- From: David Hull <dmh@tibco.com>
- Date: Thu, 05 May 2005 17:04:37 -0400
- To: public-ws-addressing-comments@w3.org
- Message-id: <427A8A65.9020801@tibco.com>
Section 3.1 of the core states that "These properties [i.e., MAPs] are immutable and not intended to be modified along a message path." The SOAP binding amplifies this by saying first (in section 3.2) "When sending a message each property is represented using the appropriate element information item as a SOAP header block." (i.e., properties must be represented as header blocks), and (in section 6.1) "To avoid breaking signatures, intermediaries MUST NOT change the XML representation of WS-Addressing headers.
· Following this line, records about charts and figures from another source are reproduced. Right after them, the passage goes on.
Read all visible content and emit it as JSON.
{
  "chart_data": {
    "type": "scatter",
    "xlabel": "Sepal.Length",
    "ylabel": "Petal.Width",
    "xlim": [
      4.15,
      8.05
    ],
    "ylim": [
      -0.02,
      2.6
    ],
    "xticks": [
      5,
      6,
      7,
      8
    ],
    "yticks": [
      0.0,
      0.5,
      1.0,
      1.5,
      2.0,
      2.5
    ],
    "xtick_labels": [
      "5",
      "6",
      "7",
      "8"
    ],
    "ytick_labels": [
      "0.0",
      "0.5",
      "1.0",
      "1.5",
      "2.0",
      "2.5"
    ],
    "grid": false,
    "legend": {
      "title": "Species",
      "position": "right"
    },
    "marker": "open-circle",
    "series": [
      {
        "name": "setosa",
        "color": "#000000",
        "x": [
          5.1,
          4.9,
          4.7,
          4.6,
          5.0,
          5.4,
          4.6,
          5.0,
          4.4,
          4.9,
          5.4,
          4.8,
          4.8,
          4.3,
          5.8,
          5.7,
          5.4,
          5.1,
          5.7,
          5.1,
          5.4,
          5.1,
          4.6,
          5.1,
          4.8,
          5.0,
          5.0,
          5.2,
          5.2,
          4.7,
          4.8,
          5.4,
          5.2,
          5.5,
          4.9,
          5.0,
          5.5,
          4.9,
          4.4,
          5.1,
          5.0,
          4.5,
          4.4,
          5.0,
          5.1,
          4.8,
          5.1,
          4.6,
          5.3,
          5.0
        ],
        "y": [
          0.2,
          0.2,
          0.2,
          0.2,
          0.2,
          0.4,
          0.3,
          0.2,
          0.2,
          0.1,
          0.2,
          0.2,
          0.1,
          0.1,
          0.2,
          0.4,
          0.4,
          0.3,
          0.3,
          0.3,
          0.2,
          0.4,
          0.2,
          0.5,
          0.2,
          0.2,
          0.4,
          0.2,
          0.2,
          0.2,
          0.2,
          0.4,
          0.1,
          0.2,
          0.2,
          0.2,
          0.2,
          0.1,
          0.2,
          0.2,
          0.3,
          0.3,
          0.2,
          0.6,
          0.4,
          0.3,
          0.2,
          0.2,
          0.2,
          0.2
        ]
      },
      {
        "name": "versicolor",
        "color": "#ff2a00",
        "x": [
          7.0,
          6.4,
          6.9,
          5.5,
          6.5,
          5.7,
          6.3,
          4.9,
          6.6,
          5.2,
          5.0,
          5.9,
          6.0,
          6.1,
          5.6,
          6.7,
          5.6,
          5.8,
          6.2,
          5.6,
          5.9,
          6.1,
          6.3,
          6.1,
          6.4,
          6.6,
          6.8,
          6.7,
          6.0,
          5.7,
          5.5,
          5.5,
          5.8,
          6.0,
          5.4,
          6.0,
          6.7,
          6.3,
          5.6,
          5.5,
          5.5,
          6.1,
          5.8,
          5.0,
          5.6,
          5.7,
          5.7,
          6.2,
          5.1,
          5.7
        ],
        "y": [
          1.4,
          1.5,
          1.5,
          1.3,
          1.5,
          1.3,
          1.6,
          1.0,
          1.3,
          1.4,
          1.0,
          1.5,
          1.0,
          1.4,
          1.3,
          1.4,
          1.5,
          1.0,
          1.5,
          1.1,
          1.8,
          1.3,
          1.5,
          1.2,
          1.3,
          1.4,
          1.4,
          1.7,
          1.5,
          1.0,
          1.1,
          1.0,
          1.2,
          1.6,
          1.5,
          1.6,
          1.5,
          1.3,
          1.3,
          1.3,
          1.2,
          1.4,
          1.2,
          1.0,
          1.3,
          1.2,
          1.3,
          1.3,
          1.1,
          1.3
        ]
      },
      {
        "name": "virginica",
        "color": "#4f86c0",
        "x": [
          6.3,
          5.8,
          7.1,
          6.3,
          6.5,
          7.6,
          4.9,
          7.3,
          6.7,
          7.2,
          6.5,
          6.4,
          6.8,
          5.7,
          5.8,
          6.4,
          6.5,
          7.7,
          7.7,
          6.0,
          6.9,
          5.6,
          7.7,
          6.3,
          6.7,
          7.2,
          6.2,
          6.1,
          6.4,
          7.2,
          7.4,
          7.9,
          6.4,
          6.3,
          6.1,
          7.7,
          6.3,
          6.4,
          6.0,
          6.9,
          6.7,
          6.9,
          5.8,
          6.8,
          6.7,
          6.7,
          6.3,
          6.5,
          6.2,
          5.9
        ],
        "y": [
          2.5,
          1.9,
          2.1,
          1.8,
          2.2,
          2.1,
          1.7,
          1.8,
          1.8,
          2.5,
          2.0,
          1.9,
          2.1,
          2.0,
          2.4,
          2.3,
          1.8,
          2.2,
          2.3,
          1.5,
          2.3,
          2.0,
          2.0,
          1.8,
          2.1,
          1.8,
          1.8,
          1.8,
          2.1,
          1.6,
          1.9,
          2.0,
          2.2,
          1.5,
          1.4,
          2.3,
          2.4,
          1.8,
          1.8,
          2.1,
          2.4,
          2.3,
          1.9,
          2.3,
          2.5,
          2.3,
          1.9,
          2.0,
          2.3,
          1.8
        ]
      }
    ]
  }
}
Specifically, intermediaries MUST NOT remove XML content that explicitly indicates otherwise-implied content, and intermediaries MUST NOT insert XML content to make implied values explicit." (i.e., the header blocks must not be changed in transit). However, the SOAP binding also says (in section 3.2), "Note that the message addressing properties gathered by an intermediary when receiving a SOAP message do not necessarily get replayed as MAPs when resending the message along the message path." and also (in section 2.2) that "A binding that supports this feature MUST provide a means to transmit the properties listed above with a message and to reconstitute their values on receipt of a message." This last statement appears to imply that there are means other than simply putting the properties in the envelope as headers. Several questions arise: * In what scenarios would " message addressing properties gathered by an intermediary ... not necessarily get replayed ..."? * Is a binding required to put MAPs on the wire as headers, or may it use transport-specific representations (e.g., any routing headers used by an underlying transport) without echoing them as SOAP headers? * Is an intermediary forbidden from changing headers in all circumstances, or only when those headers are signed? The spec seems unclear, in that there are statements that at least appear to conflict. Unfortunately, I can't propose a clarification without better knowing the intent.